Network Detection and Response (NDR)
NDR - Network detection and response
Management systems are key in planning security solutions, and we divide them into several types, including NDR (Network detection and response). It emerged from a need outlined by security and risk management market leaders and service providers for detecting and responding to non-standard network traffic. NDR was previously referred to as network traffic analysis, but the new term more accurately reflects the functionality of these solutions. Following the name change, NDR solutions have been expanded to include more automatic and manual response functions. These platforms also use machine learning and other analytical techniques to monitor network traffic - this helps enterprises detect suspicious network traffic.

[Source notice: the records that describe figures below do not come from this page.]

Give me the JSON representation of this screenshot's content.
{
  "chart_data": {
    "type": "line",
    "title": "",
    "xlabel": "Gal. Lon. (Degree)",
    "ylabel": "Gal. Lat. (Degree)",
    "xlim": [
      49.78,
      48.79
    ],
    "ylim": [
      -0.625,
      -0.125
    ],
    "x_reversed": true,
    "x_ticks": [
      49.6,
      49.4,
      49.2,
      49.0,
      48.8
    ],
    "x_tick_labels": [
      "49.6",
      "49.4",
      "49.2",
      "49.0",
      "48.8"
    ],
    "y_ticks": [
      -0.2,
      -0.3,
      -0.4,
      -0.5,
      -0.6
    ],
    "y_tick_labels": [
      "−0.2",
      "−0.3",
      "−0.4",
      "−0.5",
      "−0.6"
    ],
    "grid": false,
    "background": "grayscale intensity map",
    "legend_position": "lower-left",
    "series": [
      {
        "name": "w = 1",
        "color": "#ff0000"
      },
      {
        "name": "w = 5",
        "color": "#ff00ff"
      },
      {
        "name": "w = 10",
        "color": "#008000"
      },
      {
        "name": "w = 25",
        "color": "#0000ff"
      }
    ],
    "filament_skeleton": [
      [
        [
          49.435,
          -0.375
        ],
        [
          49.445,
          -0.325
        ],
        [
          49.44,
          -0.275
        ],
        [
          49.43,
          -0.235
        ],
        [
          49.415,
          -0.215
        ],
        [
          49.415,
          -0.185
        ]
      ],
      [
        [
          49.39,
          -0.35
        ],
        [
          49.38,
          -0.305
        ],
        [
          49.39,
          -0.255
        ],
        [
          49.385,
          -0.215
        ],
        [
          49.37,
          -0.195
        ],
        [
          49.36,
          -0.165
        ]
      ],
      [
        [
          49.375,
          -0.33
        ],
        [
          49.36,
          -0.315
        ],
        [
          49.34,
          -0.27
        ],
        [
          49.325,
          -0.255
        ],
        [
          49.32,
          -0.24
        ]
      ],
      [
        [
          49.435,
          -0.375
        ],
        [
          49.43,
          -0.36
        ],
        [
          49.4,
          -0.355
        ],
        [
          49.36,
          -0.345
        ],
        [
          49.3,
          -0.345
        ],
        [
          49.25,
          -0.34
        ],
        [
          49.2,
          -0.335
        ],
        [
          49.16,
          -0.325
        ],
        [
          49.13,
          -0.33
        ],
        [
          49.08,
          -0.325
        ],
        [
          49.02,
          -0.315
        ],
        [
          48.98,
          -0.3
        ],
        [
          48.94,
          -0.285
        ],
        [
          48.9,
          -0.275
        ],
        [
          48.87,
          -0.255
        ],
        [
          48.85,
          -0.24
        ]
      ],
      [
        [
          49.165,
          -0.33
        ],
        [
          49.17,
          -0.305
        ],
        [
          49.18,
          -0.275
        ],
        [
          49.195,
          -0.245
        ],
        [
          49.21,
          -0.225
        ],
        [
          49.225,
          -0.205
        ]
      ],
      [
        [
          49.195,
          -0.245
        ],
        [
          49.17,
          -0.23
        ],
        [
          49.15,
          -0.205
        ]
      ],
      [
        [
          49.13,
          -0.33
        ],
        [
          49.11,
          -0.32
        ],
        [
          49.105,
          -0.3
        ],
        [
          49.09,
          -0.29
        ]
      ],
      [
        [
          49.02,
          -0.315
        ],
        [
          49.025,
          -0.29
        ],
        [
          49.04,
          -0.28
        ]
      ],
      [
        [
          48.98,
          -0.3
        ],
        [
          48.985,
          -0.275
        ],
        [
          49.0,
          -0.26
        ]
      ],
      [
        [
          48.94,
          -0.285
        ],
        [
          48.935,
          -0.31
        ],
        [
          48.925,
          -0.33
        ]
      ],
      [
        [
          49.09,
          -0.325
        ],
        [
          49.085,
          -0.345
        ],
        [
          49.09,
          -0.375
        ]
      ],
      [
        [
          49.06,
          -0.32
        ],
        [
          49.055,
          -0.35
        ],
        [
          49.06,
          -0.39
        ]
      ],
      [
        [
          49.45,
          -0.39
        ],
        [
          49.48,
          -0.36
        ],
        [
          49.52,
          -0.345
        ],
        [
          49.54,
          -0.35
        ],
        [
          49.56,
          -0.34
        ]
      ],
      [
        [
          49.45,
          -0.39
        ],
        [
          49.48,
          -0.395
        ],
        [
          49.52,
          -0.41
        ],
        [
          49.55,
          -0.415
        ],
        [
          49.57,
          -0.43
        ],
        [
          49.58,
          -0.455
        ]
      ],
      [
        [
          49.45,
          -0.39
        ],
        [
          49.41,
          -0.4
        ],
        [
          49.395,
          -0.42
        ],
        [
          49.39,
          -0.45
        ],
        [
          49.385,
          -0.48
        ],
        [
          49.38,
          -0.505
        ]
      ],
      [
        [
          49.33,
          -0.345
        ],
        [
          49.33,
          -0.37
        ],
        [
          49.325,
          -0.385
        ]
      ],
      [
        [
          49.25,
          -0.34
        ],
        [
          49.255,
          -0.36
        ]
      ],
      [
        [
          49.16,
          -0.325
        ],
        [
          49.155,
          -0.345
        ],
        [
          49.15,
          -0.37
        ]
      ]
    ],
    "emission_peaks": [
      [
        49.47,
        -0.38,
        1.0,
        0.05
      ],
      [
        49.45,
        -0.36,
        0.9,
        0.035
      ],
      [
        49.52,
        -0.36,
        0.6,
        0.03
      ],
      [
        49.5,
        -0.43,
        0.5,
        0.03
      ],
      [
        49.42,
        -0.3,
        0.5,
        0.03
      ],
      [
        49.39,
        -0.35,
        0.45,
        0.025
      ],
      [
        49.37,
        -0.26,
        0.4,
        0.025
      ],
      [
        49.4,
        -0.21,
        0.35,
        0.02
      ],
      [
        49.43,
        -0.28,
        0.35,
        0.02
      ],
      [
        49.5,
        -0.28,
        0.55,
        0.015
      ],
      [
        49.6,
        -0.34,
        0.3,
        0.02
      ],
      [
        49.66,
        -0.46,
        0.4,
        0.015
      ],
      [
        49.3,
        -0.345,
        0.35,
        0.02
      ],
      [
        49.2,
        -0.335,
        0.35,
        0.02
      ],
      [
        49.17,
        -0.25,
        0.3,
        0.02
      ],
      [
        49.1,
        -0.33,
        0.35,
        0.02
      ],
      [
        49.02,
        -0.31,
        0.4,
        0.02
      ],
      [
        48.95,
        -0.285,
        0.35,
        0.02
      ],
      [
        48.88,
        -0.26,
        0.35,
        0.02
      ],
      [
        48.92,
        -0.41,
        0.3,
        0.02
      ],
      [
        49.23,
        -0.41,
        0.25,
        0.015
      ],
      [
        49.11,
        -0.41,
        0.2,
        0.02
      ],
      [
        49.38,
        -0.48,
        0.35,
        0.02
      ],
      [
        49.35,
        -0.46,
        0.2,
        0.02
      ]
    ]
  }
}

Network detection and response platforms
Network detection and response (NDR) platforms are highly flexible and have the ability to integrate with other IT security and cybersecurity solutions. Often customers are satisfied with their main tools for dealing with threats and just need to extend them with NDR functionality, we then achieve the ability to apply common analytical techniques to traffic monitored from a SPAN port. These are important when using security information and event management(SIEM), privileged account security(PAM) or(PAS), where primarily non-signature-based techniques (for example, machine learning or other analytical techniques) are used to detect suspicious traffic on corporate networks.
NDR tools continuously analyze raw traffic and/or flow records (for example NetFlow) to build models that continuously reflect normal network behavior. When our NDR tools detect suspicious traffic patterns, they raise an alert informing us of the threat. In addition to monitoring traffic in all directions that crosses the boundaries of our corporate network, NDR solutions can also monitor internal communications by analyzing traffic from strategically placed network sensors. An important feature of NDR solutions is also the functionality of so-called automatic responses (for example, sending commands to a firewall or network gateway to reject suspicious traffic) or manual responses (for example, providing tools to detect threats and respond to detected incidents) are typical elements of Network detection and response - NDR tools.